First, the wheel might be improperly centered on the cone. Check to ensure it is seated properly, as sometimes the cone will catch on an edge or simply be the wrong size for some wheel centers.

Also, check the wheel’s hub center to ensure that the center hole is not damaged enough to affect roundness. If the hub center is damaged or it will not seat properly on the cone, you may need to use lug-centering equipment that clamps the wheel to the balancer through the lug-holes.
Another issue could be something inside the tire. The number and variety of things that can get left inside a tire can be truly astonishing. Whet­her it’s old wheel weights, broken TPMS sensors, ratchet wrenches, water or liquid squirt-in “repair” material, anything inside the tire will affect the centripetal force as the tire spins, then come to rest in a different place and do it all over again, continuously and dynamically throwing off the balance.

The tire and/or the wheel being out of round can also cause “chasing weights.” The first mathematical assumption any balancer makes is that the assembly is round to within a certain tolerance. If the wheel is bent, or the tire has a belt separation, this can throw off the balancer’s calculations.

Sometimes this can throw the balancer into a kind of infinite loop where it just can’t zero out properly. Sometimes it will allow the balancer to zero out even though the balance is still wrong. Always watch the wheel as it spins to make sure it is spinning straight and true.

 

Match Mounting

The final possibility is the tire may be improperly match-mounted. Match mounting can be a headache of a concept to remember, because there are two ways of doing it.

In essence, match mounting attempts to mate either the heaviest part of the tire to the lightest part of the wheel, or the most radially variant part of the tire to the least variant part of the wheel. Either way, this evens out the centripetal forces and generally lets the assembly balance out with less weight.

The headache is in remembering that tires carry a red dot on the sidewall for radial matching, which should be matched to a marked spot on the wheel, or they carry a yellow spot for weight matching, which during mounting should be set directly next to the valve stem.

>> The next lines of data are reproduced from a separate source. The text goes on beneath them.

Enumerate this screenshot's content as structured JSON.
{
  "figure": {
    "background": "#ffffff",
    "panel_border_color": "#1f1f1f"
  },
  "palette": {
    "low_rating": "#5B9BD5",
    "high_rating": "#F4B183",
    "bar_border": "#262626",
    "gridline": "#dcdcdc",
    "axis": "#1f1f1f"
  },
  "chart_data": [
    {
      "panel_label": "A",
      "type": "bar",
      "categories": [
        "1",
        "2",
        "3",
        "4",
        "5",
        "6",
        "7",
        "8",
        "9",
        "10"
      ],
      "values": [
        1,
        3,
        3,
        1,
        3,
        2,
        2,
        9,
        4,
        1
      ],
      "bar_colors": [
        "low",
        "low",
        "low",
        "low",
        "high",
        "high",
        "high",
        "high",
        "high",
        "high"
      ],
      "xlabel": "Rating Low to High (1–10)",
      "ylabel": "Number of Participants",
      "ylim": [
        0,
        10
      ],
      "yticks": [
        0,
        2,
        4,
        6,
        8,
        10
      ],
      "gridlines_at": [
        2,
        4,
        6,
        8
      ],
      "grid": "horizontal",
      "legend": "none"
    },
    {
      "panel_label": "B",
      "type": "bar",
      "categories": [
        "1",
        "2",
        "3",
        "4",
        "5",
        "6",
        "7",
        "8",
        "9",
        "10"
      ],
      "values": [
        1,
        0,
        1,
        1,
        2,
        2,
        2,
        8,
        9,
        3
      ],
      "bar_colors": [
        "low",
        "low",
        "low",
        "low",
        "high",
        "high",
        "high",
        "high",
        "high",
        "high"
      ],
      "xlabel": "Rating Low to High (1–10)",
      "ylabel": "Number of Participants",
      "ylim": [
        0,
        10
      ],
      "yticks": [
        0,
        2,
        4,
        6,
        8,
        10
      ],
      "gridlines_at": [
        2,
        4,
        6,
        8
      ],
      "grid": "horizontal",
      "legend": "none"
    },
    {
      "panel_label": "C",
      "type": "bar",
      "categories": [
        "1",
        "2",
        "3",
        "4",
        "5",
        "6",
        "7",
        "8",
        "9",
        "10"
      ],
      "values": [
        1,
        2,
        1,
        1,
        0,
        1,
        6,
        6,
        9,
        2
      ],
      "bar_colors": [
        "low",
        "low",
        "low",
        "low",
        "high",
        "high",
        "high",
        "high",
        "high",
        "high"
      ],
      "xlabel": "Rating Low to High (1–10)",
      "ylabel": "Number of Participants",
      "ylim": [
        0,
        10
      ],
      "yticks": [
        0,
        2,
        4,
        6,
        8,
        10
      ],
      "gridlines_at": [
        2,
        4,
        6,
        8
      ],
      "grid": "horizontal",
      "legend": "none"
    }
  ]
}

In general, however, all the mat­ching spots tend to be close together, so if in doubt it’s generally good enough to simply match the dot to the valve stem. But, in some cases, if the match mount is way off, this can create enough force to completely screw up the balance, and the tire will have to be moved on the wheel until the dots match to fix it.

These last two conditions, bad match mounting and being out of round, can often be fixed by road force balancing, precisely because one of the things a road force balancer does is read out the radial variance of both the tire and the wheel to calculate their positions for a proper match mount. If a wheel is slightly bent, for example, the balancer can calculate where the tire should be placed to minimize the total radial variation of the assembly, which can fix the balance issues and also cut down on any vibration when the assembly goes on the car.

The last possibility is that the balancer is simply out of calibration. If you can’t see any obvious reason why you’re chasing weights, or if it happens on multiple wheels, you’ll want to do a full calibration sequence. You’ll also want to check the spindle area on the balancer – I once had an issue that defied all easy solutions until we realized that some stray adhesive weights had attached themselves to the mounting plate.

That being said, while this list will cover most of the reasons that the balancer chases weights, some issues will defy easy solutions, whether it’s a rogue set of weights somewhere or some problem I can’t even imagine.

As I used to say to my techs, “Let it be a challenge to you,” which is, of course, manager code for, “I don’t have a clue how to solve this.”